The world started to slide sideways. I threw myself on Angel’s neck to keep her from struggling to stand up. The alarms were distressing the other horses, but it couldn’t be helped. Right now we needed the entire cavalry or the Coast Guard or something big and powerful and deadly. Somebody who could get these monsters out of my barn, help Angel, and stop this nightmare.

“It’s going to be okay, baby,” I said, using my calmest, most soothing voice. “You’re going to be okay. Mickey and I will get help, and we’ll get you fixed up. Dr. Arnold will make you as good as new, and I’ll bring you sugar cubes and apples, and all the things you like.”

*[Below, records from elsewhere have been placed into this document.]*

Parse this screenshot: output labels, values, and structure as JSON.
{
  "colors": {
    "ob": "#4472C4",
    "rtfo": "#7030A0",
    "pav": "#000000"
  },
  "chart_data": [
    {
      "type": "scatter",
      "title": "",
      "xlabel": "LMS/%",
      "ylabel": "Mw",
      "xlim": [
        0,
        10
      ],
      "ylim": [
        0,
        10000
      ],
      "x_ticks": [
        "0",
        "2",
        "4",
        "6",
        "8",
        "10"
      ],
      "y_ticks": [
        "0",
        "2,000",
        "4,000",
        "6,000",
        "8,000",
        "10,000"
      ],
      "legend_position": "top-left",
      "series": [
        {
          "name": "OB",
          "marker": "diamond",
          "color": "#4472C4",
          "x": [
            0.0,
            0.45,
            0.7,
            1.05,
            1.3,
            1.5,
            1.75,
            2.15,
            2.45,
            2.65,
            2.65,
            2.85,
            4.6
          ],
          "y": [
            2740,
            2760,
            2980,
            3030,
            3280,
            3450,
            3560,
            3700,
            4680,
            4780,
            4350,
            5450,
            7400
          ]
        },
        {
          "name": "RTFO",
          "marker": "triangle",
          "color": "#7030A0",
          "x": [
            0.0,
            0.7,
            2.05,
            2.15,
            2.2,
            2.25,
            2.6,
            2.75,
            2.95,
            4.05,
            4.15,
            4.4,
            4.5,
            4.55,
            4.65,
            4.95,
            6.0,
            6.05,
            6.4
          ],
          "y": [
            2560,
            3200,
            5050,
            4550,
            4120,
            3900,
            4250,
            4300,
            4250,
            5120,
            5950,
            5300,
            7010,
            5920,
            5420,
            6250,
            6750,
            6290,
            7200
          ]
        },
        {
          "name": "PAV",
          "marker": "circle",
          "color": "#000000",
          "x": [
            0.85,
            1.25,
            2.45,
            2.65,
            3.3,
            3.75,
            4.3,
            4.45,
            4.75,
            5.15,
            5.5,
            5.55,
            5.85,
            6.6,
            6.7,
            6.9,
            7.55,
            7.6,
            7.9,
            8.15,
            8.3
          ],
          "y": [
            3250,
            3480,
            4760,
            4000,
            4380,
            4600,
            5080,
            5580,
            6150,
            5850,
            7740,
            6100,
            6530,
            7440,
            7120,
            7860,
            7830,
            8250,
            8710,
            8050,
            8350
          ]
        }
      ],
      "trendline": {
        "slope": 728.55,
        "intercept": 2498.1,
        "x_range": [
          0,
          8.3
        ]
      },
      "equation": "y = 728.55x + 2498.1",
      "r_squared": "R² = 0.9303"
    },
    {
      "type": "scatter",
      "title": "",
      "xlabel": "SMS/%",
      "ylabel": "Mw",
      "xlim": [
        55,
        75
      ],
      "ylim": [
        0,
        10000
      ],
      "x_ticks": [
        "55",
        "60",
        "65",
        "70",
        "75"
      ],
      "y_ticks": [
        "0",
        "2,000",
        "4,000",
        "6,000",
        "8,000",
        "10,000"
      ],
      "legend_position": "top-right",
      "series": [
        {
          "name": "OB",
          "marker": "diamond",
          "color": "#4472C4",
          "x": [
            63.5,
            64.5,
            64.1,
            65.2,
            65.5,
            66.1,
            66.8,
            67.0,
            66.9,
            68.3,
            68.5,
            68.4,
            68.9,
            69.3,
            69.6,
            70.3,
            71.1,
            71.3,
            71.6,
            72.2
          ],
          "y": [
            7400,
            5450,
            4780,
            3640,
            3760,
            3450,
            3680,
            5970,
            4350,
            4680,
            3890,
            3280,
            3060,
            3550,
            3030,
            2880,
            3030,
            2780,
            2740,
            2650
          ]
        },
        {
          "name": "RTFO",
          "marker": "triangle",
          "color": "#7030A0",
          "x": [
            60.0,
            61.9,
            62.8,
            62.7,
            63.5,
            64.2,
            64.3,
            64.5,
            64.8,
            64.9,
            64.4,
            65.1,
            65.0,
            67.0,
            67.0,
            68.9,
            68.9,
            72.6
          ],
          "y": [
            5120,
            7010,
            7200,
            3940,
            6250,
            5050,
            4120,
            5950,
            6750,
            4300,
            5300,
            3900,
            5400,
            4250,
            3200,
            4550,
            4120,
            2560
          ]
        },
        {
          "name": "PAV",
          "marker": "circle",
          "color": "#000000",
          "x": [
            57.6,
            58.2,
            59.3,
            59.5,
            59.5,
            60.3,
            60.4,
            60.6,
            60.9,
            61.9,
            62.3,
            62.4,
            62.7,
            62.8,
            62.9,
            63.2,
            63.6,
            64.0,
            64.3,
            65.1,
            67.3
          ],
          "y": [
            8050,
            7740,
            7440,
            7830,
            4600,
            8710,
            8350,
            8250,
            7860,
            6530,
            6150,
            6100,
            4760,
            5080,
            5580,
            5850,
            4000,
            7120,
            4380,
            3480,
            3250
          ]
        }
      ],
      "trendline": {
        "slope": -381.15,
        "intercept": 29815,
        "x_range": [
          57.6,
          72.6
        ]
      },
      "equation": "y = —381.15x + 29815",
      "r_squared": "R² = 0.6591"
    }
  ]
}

A hitch in my breath stopped me for a second, but then I kept at it, still soothing. “All the things. Everything’s going to be okay.”

But when I turned around, I saw one of the shadowy figures hit Mickey in the back of the head with something, probably a gun, and then a couple of the thugs picked him up and ran out of the barn. Another of them pointed his gun at me.

“I’ll be watching you. Stay right here for ten minutes, or I’ll shoot your pretty boy for you,” he snarled. I had no choice but to stay where I was, putting pressure on Angel’s wound and screaming for help while the thug disappeared out the barn door.